Eclectic fiddler Darol Anger and "depressive rock" band Manatee don't have a whole lot in common, except for the fact that they're both playing here in the Springs on Sunday. So in the spirit of what one local radio station likes to call "maximum variety," I figured interviewing both artists would be a nice Reverb-kinda-thing to do.
A founding member of the David Grisman Quintet, Anger professes an undying love for Colorado and the "intense-to-the-point-of-fanatical" enthusiasm of local musicians and fans. His performance at Armstrong Hall will also feature longtime mandolin pal Mike Marshall and Swedish trio Väsen, whom he calls "one of the greatest string bands in history."
Jeff Smith, whose Black Rose Acoustic Society booked the show, is also pretty excited.

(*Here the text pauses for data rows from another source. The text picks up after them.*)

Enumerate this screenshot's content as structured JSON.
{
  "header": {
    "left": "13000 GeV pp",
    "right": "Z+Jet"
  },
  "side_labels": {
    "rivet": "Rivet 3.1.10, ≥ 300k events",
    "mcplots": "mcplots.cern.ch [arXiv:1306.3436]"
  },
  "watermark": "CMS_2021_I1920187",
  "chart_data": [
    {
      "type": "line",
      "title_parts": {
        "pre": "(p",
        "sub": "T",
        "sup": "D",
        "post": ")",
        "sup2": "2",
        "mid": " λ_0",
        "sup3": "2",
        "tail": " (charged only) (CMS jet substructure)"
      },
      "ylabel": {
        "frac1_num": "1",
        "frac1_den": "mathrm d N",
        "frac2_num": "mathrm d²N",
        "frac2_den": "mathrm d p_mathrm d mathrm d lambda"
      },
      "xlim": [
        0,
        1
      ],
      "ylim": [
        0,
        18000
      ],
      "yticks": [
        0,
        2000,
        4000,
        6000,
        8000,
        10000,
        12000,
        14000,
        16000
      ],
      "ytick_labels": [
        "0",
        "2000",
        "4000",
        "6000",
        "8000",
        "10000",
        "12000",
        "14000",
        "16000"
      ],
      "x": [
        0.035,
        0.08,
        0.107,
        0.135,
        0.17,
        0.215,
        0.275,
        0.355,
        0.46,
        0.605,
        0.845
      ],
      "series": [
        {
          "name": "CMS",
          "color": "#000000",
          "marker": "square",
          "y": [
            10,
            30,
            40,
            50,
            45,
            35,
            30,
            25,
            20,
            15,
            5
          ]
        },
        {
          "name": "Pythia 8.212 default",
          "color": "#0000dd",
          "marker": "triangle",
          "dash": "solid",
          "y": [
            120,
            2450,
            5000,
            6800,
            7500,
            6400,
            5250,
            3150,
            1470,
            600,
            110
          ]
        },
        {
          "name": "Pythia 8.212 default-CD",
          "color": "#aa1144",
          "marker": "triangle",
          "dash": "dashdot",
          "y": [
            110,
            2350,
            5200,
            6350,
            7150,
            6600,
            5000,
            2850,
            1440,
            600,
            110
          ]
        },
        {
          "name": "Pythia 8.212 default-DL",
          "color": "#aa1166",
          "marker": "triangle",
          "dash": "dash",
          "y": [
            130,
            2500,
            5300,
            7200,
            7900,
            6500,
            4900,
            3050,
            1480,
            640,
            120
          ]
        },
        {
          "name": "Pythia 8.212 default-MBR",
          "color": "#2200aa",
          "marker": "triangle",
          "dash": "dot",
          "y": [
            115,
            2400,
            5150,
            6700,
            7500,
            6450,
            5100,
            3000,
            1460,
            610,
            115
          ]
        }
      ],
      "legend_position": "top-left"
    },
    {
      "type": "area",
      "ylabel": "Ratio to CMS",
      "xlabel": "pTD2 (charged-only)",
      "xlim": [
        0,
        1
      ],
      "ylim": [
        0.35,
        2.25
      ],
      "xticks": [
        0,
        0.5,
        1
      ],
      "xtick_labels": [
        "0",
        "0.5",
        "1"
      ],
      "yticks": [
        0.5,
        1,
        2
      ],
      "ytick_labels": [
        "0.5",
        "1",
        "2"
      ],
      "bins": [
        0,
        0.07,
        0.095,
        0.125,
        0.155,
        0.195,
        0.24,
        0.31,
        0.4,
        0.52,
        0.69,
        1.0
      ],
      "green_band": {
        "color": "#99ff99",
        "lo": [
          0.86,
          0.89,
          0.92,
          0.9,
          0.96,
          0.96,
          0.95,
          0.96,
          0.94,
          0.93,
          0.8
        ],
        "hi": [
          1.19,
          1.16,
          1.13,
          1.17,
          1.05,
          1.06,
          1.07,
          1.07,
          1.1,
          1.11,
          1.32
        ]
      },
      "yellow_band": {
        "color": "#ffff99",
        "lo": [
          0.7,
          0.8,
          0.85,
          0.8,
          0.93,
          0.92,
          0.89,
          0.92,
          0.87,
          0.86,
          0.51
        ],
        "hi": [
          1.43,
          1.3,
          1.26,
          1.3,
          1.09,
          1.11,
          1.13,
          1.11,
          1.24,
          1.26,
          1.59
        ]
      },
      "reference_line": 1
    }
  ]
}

"Mike and Darol, alone and together, cover a lot of acoustic music styles, and I don't think any of their recordings sound alike," says Smith. "They're always breaking new ground, which is why they are such a good fit with Väsen."
The promoter is also enthusiastic about Väsen's use of the nyckelharpa, a traditional Swedish instrument that typically has 16 strings and a ton of key-actuated tangents, whatever those are, to change the pitch.
Not to be outdone, Anger will be packing his own octave violin, which he describes as "any old piece of junk that I can put four very thick strings on and get the sound of whales." On a more refined level, Anger has also begun making custom violins with luthier Jonathan Cooper. "I'm on number 2.5 at this point," he tells me. "Number 1.5 was bought by a talented student. It is not the worst fiddle ever made. One of these days, I'll keep one — if I can afford to."
Sadly, there'll be no nyckelharpas at the Triple Nickel on Sunday. But there'll be plenty of "minor-keyed, depressive indie rock," as East Bay Express critic Kirsty Evans recently put it in her review of Oakland band Manatee.
So who's more minor-keyed and mopey, I ask Manatee's Chris Dixon: his band or legendarily depressed Bay Area crooner Mark Eitzel and his American Music Club?
"American Music Club had more to be minor-keyed and depressed about," insists Dixon. "Have you seen the singer's unibrow? Jesus! Cheer up, dude! You sold a lot of records in the '90s!"
Manatee, which also includes former Coloradan Hal9000 Beers of dearly departed Denver punk band Stoli & the Beers, traffics in droney but melodic rock that draws occasional comparisons to British post-punk artists.
"We do listen to some of that stuff and enjoy it," says Dixon. "When our record came out, someone said that we reminded them of the Smiths. It's a huge compliment and we love hearing stuff like that, but it's also weird because we certainly aren't going for that sound."
After their Springs date, the band will make its way down to Austin for SXSW. (Come to think of it, so will I.)
Of course, there's more this weekend, including way too many bands at Sunshine Studios to mention. (See for yourself at sunshinestudioslive.com.) Or you could indulge your more metallic demiurges when Colorado Springs' own Non-Compliant shares a Black Sheep bill with GNR tribute band Appetite for Destruction on Sunday. Or see Denver soulstress Hazel Miller at Stargazers on Friday. Or Portland folk-gypsies Taarka at Front Range Barbeque next Wednesday. Or, you know, whatever.